A hurried compromise was soon reached – which, in hindsight, may have been the Ducati strategy all along. For 2014, Ducati was permitted to run a number of satellite bikes in the Open class under the new rules, benefitting from the concessions offered – but in return for keeping its factory team as a factory effort, sweeping changes would be made to the rules for 2016.
Those changes would include the introduction of the control electronics package across the board, not just for the Open class teams – but most importantly of all, would also offer concessions to every team on the grid if their performance was deemed to merit it to close the gap to the frontrunners.
The rest is, as they say, history. Ducati was the first to move a team over to the new electronics when Avintia Racing and Hector Barbera utilised them in 2014 (and took the Open class championship with ease in 2015) – and that paid off.
When Ducati plugged the now mandatory Magnetti Marinelli system into its works bikes in 2016, it knew exactly what to expect from it. And that marked the start of a resurgence for the brand that took Andrea Dovizioso to the runner-up spot in the riders’ championship for three years in a row and took Ducati to the 2020 constructors’ title.
But the reforms and the concession status also had a sweeping impact across the grid, by creating an unfair advantage for new teams willing to risk a go at MotoGP.
Aprilia, able to upgrade its CRT project into a fully-fledged Grand Prix effort, was the first to step up to the mark, with a Suzuki return and KTM’s move up from Moto2 and Moto3 soon doubling the grid to six manufacturers.
With the newcomers aided by not having to develop their electronics and also by being able to test all season long and to prototype engines while the established factories faced a season-long development freeze, the rules that had grown out of CRT made an immediate impact.
KTM is now a three-time race winner in only its fourth season in the premier class, while Suzuki has turned around a project mired in disaster as recently as 2017 to become the underdog world champion in 2020 with Joan Mir.
The knock-on effect of strong manufacturers is a strong field all through the entry, too. Gone are the days of bodged-together frames carrying superbike engines, instead replaced with a field of almost-entirely factory spec machines.
Every MotoGP fan on earth owes a special debt of gratitude to that collection of crap bikes that made up the 2012 grid
It’s no secret that series organiser Dorna’s goal is a grid of 24 machines, with each factory supplying two bikes for their own team and two more to a satellite operation. In reality, as manufacturers realise the benefit of more data, we’ve ended up with a field of 22 machines right now where 19 of them will be the latest models.

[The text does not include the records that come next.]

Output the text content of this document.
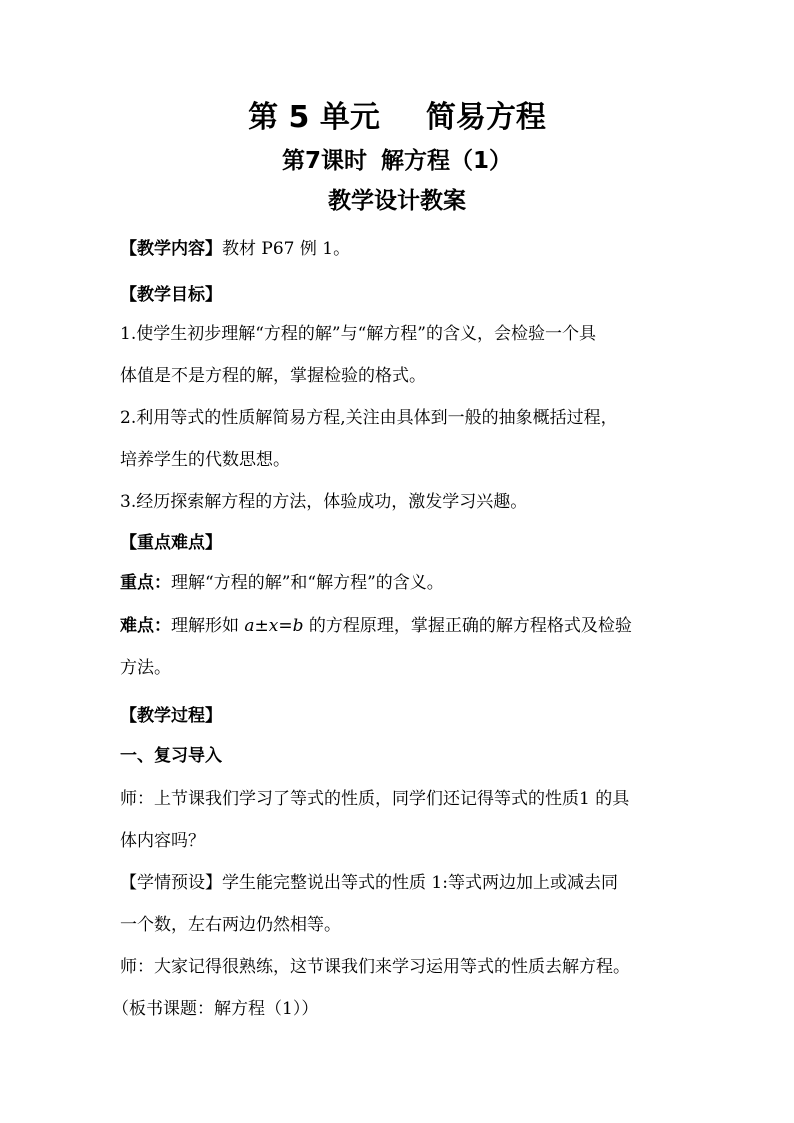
第 5 单元 简易方程
第7课时 解方程（1）
教学设计教案
【教学内容】教材 P67 例 1。
【教学目标】
1.使学生初步理解“方程的解”与“解方程”的含义，会检验一个具
体值是不是方程的解，掌握检验的格式。
2.利用等式的性质解简易方程,关注由具体到一般的抽象概括过程，
培养学生的代数思想。
3.经历探索解方程的方法，体验成功，激发学习兴趣。
【重点难点】
重点：理解“方程的解”和“解方程”的含义。
难点：理解形如 a±x=b 的方程原理，掌握正确的解方程格式及检验
方法。
【教学过程】
一、复习导入
师：上节课我们学习了等式的性质，同学们还记得等式的性质1 的具
体内容吗？
【学情预设】学生能完整说出等式的性质 1:等式两边加上或减去同
一个数，左右两边仍然相等。
师：大家记得很熟练，这节课我们来学习运用等式的性质去解方程。
（板书课题：解方程（1））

It’s been a long road to get there, from the era of depleted grids, modified road bikes and unheard-of riders barely qualifying for races – but it’s fair to say that the current rulebook, born out of the CRT era, has made MotoGP one of the most competitive race series in the world right now.
The stats back that up, too. Just look at the 2019 Qatar Grand Prix, for example, where only 0.023 seconds covered winner Andrea Dovizioso and Marc Marquez at the chequered flag. However, far more impressively, fifth placed finisher Valentino Rossi was a mere 0.6s back on Dovi, while Johann Zarco brought his KTM home in 15th place, only 15.093s from the win.
The 2020 title battle was even closer. Amid nine different winners from 14 races, Mir won the title by 13 points – but his team-mate Alex Rins in third ended up just seven points clear of Jack Miller in seventh.
Satellite team Petronas SRT Yamaha almost won the teams’ championship, relative rookie KTM beat Honda in the constructors’ series, and four of the six manufacturers on the grid won races.
The foundation for what we’re witnessing was born, despite considerable derision at the time, from the genius of the CRT era.
While they might have been mocked at the time, every MotoGP fan on earth owes a special debt of gratitude to that collection of crap bikes that made up the 2012 grid!